El médico solo podía culpar a un niño.

—Estaba diciendo cómo esta niña estaba bien antes, por qué de repente…

Resulta que usaste agujas para estimularla.

Luego se volvió hacia Alaric Jennings y Raina Lowell, amonestándolos:
—¿Qué clase de padres son ustedes, un niño tan pequeño no entiende nada, ¿por qué permitirían que clavara agujas al azar?, no hay esperanza.

El médico fingió ira y se marchó.

Raina Lowell realmente creyó que fueron los pinchazos de su hijo los que causaron la situación, mirándolo.

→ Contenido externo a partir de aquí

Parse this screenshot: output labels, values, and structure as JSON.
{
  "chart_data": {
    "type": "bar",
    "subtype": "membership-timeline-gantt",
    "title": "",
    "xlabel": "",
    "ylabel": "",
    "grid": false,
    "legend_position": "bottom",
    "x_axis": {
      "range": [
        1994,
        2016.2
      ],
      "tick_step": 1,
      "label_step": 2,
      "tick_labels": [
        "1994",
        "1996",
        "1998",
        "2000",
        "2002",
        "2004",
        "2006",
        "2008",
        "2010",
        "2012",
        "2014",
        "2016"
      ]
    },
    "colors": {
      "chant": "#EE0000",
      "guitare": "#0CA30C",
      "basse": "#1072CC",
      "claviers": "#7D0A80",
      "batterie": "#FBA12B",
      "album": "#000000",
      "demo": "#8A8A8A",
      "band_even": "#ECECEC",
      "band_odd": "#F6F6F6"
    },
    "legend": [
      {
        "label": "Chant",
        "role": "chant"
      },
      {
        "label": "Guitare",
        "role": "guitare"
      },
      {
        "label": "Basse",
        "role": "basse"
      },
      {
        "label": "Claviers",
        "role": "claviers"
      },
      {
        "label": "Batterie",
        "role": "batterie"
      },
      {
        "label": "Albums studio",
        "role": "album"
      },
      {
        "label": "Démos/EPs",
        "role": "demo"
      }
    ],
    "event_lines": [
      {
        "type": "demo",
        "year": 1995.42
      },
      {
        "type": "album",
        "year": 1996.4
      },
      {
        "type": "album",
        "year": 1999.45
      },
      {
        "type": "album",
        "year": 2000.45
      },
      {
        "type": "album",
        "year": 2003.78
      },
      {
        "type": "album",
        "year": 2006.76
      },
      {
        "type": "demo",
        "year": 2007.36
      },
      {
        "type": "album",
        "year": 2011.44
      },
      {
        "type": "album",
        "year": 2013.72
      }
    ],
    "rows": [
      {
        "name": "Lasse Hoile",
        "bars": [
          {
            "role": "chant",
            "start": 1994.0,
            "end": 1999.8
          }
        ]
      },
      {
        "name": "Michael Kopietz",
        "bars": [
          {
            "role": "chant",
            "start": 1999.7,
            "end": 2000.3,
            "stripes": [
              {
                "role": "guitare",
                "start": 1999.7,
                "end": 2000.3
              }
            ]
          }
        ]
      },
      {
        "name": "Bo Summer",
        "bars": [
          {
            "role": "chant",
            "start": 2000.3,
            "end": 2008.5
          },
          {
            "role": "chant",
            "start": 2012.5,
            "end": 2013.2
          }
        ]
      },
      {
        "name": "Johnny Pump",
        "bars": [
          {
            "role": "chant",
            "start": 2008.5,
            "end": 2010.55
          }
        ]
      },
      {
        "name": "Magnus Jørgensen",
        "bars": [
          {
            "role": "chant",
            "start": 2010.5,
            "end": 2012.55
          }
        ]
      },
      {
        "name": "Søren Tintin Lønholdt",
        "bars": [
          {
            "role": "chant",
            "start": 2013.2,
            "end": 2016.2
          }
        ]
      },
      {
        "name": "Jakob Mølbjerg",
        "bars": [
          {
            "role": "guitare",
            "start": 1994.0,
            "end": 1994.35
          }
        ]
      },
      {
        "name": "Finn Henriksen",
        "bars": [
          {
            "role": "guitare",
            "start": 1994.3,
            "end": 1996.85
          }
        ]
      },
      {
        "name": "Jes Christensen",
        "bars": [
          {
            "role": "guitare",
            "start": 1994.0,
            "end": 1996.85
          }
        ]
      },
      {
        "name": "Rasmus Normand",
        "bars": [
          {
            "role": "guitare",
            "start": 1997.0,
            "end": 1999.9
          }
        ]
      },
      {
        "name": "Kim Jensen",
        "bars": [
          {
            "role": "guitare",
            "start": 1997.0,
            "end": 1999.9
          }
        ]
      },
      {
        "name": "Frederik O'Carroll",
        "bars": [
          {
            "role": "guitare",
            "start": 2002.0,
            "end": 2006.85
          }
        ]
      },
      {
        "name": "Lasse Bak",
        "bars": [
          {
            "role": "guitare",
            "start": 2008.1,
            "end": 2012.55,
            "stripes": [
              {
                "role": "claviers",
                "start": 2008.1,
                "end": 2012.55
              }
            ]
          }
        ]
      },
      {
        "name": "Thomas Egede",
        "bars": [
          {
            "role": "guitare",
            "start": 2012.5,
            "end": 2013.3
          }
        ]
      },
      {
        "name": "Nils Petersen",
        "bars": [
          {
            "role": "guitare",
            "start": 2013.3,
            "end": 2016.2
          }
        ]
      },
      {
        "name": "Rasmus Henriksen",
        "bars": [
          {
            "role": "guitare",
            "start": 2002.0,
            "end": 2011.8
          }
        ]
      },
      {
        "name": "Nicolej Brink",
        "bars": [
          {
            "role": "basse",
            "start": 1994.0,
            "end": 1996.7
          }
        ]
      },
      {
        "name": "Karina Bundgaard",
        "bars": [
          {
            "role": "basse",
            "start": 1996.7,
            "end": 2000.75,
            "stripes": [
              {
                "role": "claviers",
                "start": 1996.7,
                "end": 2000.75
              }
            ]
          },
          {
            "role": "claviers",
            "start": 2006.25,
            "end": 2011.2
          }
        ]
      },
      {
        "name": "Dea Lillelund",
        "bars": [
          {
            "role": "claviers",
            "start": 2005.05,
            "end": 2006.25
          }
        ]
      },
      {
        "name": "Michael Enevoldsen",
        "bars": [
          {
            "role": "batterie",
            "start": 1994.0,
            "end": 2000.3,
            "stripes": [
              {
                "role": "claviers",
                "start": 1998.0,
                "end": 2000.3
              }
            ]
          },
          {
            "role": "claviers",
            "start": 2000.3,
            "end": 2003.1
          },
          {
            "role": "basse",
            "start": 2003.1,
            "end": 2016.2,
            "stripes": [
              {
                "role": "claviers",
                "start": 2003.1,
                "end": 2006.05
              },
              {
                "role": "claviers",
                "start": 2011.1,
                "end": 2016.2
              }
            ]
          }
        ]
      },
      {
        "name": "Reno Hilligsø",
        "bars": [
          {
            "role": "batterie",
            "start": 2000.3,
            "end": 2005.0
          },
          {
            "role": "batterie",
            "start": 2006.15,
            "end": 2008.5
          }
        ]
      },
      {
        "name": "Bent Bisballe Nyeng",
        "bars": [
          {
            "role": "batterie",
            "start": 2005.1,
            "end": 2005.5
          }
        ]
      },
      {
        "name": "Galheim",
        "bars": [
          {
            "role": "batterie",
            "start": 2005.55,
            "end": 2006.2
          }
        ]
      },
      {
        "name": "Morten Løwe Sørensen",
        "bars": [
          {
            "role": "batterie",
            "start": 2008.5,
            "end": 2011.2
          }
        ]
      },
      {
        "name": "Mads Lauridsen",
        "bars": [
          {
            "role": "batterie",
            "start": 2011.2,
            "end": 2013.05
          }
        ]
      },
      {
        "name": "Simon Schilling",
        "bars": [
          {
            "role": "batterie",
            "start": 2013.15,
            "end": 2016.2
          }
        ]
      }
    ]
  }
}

Evelyn rápidamente negó con la cabeza para explicar:
—No mamá, lo hice por el bien de mi hermana, no se trata de mí.

—Pero tu hermana no puede despertar, ya no nos quiere.

Raina Lowell todavía sin querer rendirse, miró a Alaric Jennings:
—¿Puedes llamar a Elias Sheridan y pedirle que venga?

No creo que mi Aurora simplemente me haya dejado, no lo creo.

—Está bien, llamaré de inmediato.

Alaric Jennings tampoco podía aceptar la situación actual, viendo el rostro de Aurora volviéndose pálido, con doloroso enrojecimiento en los ojos, apresuradamente llamó a Elias Sheridan.

Raina Lowell no podía aceptar la partida de su hija, constantemente sosteniéndola en sus brazos y murmurando.

Evelyn se calmó, limpiando las lágrimas de sus mejillas, sosteniendo la mano de su hermana de nuevo y tomando el pulso.

Sintiendo que su hermana aún podría despertar, le dijo a su mamá:
—Mamá, deja a la hermana, le daré acupuntura, tal vez unas cuantas agujas la harán estar bien.